TURNBERRY, Scotland -- Contrary to what you may have been told, the weekend at the Open Championship will proceed as scheduled despite Tiger Woods' premature exit. There will still be golf. There will still be wind. There will still be an assortment of deep-fried delicacies that might kill you on the spot.
But Woods' absence does dramatically alter the landscape, with the focus squarely shifting from one legendary figure's pursuit of history to another's. That Tom Watson is tied for the lead in this Open can be attributed to any number of factors -- experience, a couple of seeing-eye birdie putts, something as nebulous as "fate". As it happens, it's the second consecutive British Open in which Woods has surrendered the stage to a fiftysometing former major champion. But this time it isn't a bum knee that has Woods home this weekend. And this time, Watson makes Greg Norman's run last year seem fairly inconsequential by comparison.
It goes without saying that Watson has an uphill climb in front of him. As Bill Fields, Golf World's encyclopedic features editor writes, history has not smiled kindly upon the occasional senior player who has sought to turn back the clock at a major. And then there are the conditions. The wind is up again this morning, to the point that at 11:20 a.m. local time, the 27 players on the course here were a combined 37-over par. By the time Watson tees off alongside Steve Marino at 3 p.m., it's likely to be even tougher.

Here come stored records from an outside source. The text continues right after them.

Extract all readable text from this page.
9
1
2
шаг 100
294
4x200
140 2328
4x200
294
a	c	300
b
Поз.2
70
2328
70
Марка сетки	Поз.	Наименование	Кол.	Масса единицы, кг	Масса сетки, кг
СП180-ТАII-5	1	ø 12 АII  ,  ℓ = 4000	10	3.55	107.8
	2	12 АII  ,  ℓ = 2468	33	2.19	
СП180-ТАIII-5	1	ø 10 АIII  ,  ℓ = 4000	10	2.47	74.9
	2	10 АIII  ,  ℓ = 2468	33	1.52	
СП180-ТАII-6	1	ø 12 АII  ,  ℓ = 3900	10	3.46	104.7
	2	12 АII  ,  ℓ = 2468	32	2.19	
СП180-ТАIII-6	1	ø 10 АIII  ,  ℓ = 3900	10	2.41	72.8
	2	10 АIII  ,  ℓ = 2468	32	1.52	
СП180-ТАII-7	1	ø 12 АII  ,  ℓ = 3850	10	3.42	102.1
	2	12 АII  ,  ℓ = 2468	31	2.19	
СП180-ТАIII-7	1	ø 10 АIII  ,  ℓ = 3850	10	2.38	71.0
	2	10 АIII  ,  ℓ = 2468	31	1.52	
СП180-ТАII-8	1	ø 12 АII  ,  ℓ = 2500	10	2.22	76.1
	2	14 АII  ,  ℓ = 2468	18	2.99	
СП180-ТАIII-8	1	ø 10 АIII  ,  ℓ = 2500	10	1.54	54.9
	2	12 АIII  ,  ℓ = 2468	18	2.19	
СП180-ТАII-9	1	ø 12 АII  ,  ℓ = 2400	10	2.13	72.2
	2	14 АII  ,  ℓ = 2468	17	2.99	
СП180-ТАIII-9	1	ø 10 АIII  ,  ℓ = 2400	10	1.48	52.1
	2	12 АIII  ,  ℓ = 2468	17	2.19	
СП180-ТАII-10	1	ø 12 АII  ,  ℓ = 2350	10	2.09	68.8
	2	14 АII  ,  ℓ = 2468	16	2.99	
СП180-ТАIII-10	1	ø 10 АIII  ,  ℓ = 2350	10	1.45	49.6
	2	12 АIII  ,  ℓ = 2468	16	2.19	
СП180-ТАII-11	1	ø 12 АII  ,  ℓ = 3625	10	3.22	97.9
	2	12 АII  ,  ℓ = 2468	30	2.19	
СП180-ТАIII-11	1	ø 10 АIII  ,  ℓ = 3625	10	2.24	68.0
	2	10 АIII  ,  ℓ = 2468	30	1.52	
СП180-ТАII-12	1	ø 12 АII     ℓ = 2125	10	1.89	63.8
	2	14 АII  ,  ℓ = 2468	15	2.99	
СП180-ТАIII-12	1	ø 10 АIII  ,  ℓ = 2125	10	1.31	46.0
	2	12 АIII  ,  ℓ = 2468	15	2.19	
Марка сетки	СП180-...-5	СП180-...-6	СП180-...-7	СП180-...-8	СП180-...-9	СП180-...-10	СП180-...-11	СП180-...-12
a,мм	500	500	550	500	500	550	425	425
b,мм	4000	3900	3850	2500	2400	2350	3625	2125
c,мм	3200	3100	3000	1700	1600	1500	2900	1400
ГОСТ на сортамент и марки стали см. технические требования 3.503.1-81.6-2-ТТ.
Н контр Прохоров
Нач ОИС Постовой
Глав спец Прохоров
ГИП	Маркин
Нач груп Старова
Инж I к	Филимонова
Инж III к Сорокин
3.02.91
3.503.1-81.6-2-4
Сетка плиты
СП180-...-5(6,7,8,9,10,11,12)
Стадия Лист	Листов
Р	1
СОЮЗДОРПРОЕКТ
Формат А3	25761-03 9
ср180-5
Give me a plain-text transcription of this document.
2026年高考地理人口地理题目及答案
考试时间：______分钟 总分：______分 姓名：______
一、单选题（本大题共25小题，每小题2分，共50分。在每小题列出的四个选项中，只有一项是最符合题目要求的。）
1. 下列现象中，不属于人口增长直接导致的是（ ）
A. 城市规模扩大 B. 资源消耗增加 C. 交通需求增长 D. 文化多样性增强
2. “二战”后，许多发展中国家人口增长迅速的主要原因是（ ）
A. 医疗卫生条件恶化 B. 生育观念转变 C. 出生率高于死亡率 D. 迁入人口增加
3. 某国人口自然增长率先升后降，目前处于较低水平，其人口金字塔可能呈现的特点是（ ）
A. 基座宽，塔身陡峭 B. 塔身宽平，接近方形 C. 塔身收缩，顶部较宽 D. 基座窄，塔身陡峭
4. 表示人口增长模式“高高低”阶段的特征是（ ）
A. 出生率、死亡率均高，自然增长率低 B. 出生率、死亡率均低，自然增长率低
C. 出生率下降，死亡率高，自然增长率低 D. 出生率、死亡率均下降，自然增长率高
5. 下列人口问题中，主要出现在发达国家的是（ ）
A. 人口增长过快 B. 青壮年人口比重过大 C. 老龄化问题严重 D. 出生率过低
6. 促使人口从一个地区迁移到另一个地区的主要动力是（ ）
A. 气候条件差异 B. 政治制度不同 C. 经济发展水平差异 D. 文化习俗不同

Granted, Watson is on the short list of history's all-time foul weather players, but that, presumably, is more a reflection of him at his prime than the present day. As for the players who might stand in his way, take your pick. Mark Calcavecchia (four under) is another graybeard former champion but in this context, the 49-year-old 1989 champion has a rare advantage of youth. the surging Englishman Ross Fisher (three under) has cropped up on the weekend leaderboard for the second time in as many majors. Retief Goosen (three under) is one of the most proficient major players of is generation, and despite never having won one, Miguel Angel Jimenez (three under) actually might not be far behind.
And then there's Marino. There is little in the scruffy 29-year-old's pedigree that suggests he should be a factor much beyond today. But the same thing could have been said about Ben Curtis or Todd Hamilton, or 10 years ago, Paul Lawrie. In this championship, that logic gets tossed out the window -- especially in a week as upside-down as this one.